毛囊隆突区β神经生长因子水平对乳鼠烫伤创面愈合的影响

背景:毛囊干细胞在受到外界环境刺激作用下,例如创伤,化学伤等,其理化性质及细胞状态会有所变化。但是从目前文献来看,涉及其在皮肤烫伤中变化的研究的比较少。目的:初步观察大鼠烫伤模型中,毛囊隆突区β神经生长因子的表达变化以及对烫伤组织愈合的影响。方法:随机选取30只乳鼠,采用90℃水温持续3s时间的方式制作大鼠触须部表皮组织浅Ⅱ度烫伤模型,造模后第12,24,36,48,60小时对毛囊隆突区进行分离,并进行匀浆,以同窝新生6只乳鼠正常唇部组织作为对照。

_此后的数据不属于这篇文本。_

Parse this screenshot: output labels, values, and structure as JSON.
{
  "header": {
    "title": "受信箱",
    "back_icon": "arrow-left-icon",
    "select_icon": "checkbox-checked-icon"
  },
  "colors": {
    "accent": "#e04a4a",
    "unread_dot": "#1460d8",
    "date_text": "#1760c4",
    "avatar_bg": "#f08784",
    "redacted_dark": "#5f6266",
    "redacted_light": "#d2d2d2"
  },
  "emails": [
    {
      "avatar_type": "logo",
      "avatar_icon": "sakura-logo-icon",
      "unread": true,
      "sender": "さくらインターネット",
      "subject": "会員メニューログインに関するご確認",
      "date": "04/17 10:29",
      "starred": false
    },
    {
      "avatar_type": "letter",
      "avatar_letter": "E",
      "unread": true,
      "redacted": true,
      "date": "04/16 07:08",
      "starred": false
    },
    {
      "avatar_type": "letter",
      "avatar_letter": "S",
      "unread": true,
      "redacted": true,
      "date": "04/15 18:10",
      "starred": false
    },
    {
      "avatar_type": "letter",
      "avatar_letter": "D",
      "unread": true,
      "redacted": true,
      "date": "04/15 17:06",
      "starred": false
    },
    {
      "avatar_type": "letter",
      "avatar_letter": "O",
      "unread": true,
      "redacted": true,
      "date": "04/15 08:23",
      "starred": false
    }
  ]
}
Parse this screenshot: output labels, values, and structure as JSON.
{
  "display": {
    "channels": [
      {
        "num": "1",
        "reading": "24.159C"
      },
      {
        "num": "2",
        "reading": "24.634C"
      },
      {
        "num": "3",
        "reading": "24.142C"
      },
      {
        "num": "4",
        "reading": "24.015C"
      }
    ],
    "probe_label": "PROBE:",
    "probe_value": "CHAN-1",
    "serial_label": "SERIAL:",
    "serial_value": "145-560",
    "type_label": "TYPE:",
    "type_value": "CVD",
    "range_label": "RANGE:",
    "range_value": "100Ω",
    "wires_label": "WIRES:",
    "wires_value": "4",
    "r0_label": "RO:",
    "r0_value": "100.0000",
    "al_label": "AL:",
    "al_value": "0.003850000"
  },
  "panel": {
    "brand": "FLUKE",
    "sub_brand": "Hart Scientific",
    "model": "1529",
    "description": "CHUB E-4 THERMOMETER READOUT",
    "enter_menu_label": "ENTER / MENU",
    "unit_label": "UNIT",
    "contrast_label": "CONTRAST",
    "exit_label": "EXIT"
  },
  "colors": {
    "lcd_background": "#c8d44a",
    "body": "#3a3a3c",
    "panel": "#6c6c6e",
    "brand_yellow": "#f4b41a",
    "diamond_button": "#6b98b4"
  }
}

采用Brandford法进行总蛋白检测及ELISA定量检测β神经生长因子。免疫组织化学进行神经生长因子的定性半定量检测。结果与结论:在烫伤后各时间点检测的β神经生长因子与总蛋白比值中,β神经生长因子的表达在烫伤后36h开始后增高,60h达到峰值。组织切片中同样发现这一规律。通过图像软件分析表明,提取β神经生长因子蛋白检测与组织水平β神经生长因子表达一致。提示烫伤后12～60h时间段内,烫伤后60h隆突区表达的β神经生长因子达到峰值,对烫伤愈合的修复作用也达到峰值。隆突区是毛囊干细胞的巢,此部位β神经生长因子表达增强可能对毛囊干细胞的分化和组织修复具有一定的积极意义。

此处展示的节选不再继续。